2) A good psychotherapist can be an enormous help in understanding yourself. Unfortunately, not all of them are good, so don’t feel like you can’t doctor shop when looking for a good therapist.
3) We all live our lives in what can be called the “theater of the mind”. In that theater you are the writer, set designer, protagonist, and you create the entire cast. The “self” you believe yourself to be is not who you truly are, but merely the main character created by the mind in this drama of you and it goes by the handle of “ego”. The mind creates the ego, and then identifies with it as self, forgetting that it is something it invented. This is often disparaged in spiritual circles, but I believe it is a necessary thing for us to experience life in a close and personal way (which you have). However, when you come to understand this, it becomes easier to not take this ego so personally, and to look at it with the mind with some degree of objectivity.
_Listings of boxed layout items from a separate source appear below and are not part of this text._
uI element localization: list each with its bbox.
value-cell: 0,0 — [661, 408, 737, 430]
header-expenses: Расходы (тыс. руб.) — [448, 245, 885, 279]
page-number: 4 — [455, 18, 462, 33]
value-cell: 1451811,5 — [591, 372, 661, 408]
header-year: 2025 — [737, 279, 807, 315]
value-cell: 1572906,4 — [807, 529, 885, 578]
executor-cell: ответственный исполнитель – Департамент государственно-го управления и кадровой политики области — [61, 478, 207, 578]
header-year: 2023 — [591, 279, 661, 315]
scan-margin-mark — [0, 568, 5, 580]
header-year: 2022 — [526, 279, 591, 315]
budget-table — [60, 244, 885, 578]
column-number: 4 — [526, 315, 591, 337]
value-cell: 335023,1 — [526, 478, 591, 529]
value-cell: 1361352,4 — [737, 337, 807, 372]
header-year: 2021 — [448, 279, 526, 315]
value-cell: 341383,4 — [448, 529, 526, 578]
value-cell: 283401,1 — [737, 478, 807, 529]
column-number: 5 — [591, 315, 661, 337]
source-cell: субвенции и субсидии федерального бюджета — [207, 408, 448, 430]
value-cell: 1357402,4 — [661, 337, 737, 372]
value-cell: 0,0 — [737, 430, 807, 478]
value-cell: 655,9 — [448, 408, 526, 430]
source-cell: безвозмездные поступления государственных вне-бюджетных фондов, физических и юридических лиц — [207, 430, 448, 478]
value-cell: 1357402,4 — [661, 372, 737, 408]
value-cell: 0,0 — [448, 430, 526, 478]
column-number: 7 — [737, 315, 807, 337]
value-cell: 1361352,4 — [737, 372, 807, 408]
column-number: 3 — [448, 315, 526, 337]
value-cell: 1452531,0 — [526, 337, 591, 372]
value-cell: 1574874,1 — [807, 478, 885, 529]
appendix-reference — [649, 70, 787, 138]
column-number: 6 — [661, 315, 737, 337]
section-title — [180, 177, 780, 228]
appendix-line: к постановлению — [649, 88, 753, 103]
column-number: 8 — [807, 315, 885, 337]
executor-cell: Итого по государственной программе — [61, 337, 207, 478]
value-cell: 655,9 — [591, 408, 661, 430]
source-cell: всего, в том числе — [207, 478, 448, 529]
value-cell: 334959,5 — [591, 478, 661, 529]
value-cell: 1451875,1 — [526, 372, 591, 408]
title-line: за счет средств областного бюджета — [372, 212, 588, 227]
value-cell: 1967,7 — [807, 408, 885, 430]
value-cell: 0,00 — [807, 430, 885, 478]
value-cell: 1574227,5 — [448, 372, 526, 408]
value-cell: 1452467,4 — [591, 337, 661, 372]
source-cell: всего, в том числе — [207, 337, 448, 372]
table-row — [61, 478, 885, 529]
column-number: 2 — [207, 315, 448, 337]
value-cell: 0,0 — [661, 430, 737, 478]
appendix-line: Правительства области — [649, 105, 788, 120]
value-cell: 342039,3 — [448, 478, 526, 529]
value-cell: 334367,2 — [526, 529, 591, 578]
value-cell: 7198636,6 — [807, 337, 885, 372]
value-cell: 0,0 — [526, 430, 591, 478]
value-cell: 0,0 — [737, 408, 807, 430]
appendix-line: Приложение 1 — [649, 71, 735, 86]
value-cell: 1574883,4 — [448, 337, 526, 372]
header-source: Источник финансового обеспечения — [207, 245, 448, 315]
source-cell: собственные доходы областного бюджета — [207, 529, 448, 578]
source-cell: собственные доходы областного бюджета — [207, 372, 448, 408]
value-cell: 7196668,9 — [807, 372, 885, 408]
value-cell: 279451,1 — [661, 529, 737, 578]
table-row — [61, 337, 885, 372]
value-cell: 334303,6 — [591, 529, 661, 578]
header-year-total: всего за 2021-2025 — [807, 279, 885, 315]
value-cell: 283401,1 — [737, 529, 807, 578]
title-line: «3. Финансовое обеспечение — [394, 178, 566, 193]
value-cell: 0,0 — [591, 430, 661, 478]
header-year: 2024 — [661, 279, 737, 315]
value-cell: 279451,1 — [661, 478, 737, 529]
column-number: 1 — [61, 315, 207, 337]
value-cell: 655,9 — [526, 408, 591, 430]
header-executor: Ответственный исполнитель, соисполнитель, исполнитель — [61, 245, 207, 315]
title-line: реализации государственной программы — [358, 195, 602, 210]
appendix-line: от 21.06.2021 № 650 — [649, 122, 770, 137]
Since you are on a site called “Tiny Buddha” I would recommend reading up on the Buddha’s concept of “Anatta” or no-self. It is subtle, and I am not sure anyone truly understands it, but contemplating it does help the mind see beyond its fixation of the ego as “self”. I doubt you would lose the ego, but you might develop the ability to look inward (insight) with a better degree of objectivity. The mind is fully capable of examining its own creation with some degree of objectivity, it just needs to see it as such first. Also, key here is looking inward with an eye toward understand the ego (and the theater for that matter) rather than judging and condemning. The more we cast judgment on something, the more the mind paints it as we see it rather then what it is.